[THIRD RUSSIAN TRANSLATION OF INFERNO FROM ITALIAN] Bozhestvennaia Komedia. Ad./ perevod s italyanskogo V.A. Petrov [i.e The Divine Comedy. Hell/ Translated from Italian by V.A. Petrov]. D. Alighieri.
[THIRD RUSSIAN TRANSLATION OF INFERNO FROM ITALIAN] Bozhestvennaia Komedia. Ad./ perevod s italyanskogo V.A. Petrov [i.e The Divine Comedy. Hell/ Translated from Italian by V.A. Petrov]

[THIRD RUSSIAN TRANSLATION OF INFERNO FROM ITALIAN] Bozhestvennaia Komedia. Ad./ perevod s italyanskogo V.A. Petrov [i.e The Divine Comedy. Hell/ Translated from Italian by V.A. Petrov]

Item #836

St. Petersburg: Tipografia A. Morigerovskago, Troitskii per., d Gasse, 1871. [4], XXVI, 291 pp. 17.7x12.6cm. Period half-leather. Edges and spine worn. Otherwise a very good copy. Previous owner’s inscription on the p.78.

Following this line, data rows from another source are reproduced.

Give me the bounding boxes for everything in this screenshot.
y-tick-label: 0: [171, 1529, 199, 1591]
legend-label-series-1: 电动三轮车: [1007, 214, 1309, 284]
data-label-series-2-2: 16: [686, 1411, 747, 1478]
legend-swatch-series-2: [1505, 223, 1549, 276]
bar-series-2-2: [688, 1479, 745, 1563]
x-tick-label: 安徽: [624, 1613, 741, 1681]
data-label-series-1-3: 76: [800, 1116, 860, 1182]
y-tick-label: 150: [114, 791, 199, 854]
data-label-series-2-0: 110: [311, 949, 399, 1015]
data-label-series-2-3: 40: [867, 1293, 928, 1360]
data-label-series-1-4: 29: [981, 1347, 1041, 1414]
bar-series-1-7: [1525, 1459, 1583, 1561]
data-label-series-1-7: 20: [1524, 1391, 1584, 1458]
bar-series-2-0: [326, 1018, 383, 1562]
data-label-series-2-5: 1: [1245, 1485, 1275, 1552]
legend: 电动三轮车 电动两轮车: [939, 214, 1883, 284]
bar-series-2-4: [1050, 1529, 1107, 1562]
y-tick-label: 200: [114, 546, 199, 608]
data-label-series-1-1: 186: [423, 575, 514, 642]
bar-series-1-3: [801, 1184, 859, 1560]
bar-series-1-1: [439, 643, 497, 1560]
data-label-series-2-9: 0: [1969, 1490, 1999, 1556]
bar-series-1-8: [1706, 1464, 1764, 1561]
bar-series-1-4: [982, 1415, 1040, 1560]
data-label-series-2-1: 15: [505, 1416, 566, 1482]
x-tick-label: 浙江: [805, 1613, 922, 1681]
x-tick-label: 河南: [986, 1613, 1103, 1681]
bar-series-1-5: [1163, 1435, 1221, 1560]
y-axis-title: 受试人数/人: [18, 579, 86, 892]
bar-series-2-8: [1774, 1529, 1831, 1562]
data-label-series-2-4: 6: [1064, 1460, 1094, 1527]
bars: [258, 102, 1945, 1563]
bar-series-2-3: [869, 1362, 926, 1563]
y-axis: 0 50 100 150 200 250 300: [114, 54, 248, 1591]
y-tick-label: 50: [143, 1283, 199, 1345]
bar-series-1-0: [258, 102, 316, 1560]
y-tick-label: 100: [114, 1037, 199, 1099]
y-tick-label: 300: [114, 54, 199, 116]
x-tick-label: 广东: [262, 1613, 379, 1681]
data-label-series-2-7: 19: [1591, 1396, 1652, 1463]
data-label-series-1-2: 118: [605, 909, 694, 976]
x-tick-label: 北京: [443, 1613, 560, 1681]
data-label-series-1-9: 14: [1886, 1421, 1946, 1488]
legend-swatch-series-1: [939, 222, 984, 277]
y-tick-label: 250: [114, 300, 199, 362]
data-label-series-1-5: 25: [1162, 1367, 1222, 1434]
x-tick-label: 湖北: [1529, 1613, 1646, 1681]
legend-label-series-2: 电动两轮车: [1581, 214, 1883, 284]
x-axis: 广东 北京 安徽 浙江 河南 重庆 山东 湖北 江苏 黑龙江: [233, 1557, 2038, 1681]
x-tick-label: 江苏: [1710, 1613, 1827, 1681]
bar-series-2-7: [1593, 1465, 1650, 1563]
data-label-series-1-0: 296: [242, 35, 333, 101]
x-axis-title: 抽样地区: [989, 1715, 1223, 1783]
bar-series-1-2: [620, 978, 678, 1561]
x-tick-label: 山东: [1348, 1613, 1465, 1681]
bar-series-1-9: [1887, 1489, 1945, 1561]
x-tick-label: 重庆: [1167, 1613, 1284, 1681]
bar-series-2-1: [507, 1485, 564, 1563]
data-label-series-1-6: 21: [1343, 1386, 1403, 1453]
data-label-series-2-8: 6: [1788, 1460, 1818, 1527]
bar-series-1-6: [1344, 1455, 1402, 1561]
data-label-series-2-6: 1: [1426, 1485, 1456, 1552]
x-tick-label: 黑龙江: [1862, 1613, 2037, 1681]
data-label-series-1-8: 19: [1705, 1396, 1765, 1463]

Rare. First edition. Second and third editions published in 1872 and 1873 respectively.
Published by V. A. Petrov in 1871, this is the third-ever Russian translation (in verse) of Dante’s Inferno from Italian.
The first Russian translations of excerpts from Dante Alighieri’s The Divine Comedy appeared in the early 19th century. The lack of Russian translations before this was due to Dante's Catholic views being unacceptable to the Russian Orthodox Church, which considered such theology heretical. The 1st part of The Divine Comedy was first translated into Russian by the famous writer and translator, Elizaveta Kologrivova (1809-1884) in 1842-1843. The second rendition of Inferno was published by the Russian poet, translator and professor of medicine, Dmitry Min (1818-1883) in 1855.
It is fair to say that Alighieri exerted revolutionary influence on the development of Russian poetry. Not only did The Divine Comedy arouse great interest from Russian poets, but it also gave impetus to the emergence of new literary forms. Russian poetry took advantage of the three-part structure of the Comedy – Hell, Purgatory, and Heaven - as a model for creating new literary works, the most famous examples of which are Gogol’s Dead Souls and Andre Bely’s novels.
The full Comedy was first translated into Russian by Dmitry Minaev (1835-1889) in 1873-1879.